In Search of Uncle Joe

Joseph Truelove 1860
British Newspaper archive, Find My Past

On the front page of the Sheffield Daily Telegraph, Monday 26 November 1860, between a notice about a Full Dress Assembly at the Bath Saloon and an invitation from the new landlord of the Newcastle Arms comes this notice from my great, great, great uncle Joseph Truelove that from that date forward he’s not going to be responsible for his wife Mary’s debts.

Joseph had a colourful life. He had married Mary Tinker twelve years earlier on Christmas Eve 1848 at Sheffield Parish Church. By 1860 they were both in their early thirties and evidently the marriage wasn’t going smoothly. Unfortunately things were going to get worse.

I don’t have a photograph of Joseph and Mary but here’s his elder brother, William, born 1825, my great, great grandfather.

1895 Joseph’s brother William, born 1825, (centre), with my great grandad George Swift on his left and his wife, my great grandma, William’s daughter Sarah Ann standing behind him. On William’s right Joseph’s nephew, another Joseph Truelove with his wife Mary Jane standing behind him.

A ‘Curious Charge of Assault’

By 1868 Joseph was away in America and Mary was, according to the Sheffield Daily Telegraph, living with George Baxter, a beerhouse keeper in Attercliffe. Bringing a charge of assault against him, Mary claimed that Baxter had assaulted her and had threatened to shoot her. A servant girl from the beerhouse and a woman who Mary called as a witness denied that George had ever used violence towards Mary.

As Mary had called the unnamed woman as a witness, presumably to back up her claims, I can’t help wondering if someone had persuaded the woman to change her story.

Attempted Murder

By Wednesday 26 October 1870 we know that Mary was back with Joseph in Allen Street near the centre of Sheffield. They were both ‘the worse for liquor’ and after a quarrel she attempted to murder him, stabbing him in the neck with a pair of decorator’s scissors.

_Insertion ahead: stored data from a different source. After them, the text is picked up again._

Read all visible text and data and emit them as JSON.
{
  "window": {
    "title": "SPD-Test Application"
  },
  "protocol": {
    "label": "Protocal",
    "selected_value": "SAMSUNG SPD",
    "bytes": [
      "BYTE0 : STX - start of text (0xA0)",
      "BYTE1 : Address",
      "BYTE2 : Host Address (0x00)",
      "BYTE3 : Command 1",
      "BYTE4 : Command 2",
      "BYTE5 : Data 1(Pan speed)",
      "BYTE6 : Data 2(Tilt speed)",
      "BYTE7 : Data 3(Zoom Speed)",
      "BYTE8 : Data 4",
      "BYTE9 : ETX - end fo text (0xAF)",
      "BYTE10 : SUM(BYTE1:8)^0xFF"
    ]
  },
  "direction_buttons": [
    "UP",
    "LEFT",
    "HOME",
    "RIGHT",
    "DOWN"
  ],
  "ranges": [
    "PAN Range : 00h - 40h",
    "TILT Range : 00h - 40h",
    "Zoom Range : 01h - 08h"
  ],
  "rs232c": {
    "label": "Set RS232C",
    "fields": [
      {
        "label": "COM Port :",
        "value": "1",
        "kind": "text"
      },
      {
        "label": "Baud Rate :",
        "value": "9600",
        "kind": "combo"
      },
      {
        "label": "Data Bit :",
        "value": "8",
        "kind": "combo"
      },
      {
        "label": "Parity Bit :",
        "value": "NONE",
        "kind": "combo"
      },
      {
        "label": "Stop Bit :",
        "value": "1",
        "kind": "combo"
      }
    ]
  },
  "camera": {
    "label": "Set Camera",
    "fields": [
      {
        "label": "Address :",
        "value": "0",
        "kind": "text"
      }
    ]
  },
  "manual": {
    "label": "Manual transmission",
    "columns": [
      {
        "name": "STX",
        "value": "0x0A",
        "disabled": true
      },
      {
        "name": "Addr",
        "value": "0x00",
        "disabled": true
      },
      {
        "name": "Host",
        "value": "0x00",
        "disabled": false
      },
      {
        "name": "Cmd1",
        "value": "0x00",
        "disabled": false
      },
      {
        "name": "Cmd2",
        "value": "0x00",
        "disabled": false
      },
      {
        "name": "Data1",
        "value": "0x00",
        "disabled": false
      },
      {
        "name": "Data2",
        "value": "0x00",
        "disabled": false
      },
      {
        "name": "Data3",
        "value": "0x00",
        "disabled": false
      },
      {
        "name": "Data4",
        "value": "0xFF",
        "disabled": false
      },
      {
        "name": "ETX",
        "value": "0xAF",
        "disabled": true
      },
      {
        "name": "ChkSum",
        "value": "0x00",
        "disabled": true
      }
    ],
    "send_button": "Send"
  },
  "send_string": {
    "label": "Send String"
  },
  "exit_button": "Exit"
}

Pleading guilty, she was sentenced to penal servitude for life.

A condition of her release on 19 January 1881 was that she should remain in Lincolnshire but she immediately started to make her way back to Sheffield.

George had remarried, again to a woman called Mary. I’d love to know what happened next.

Joseph died in 1883, the same year that his new wife Mary gave birth to a daughter.

I’m hoping that some day I might come across a photograph of Joseph’s first wife, Mary Tinker, amongst her prison records.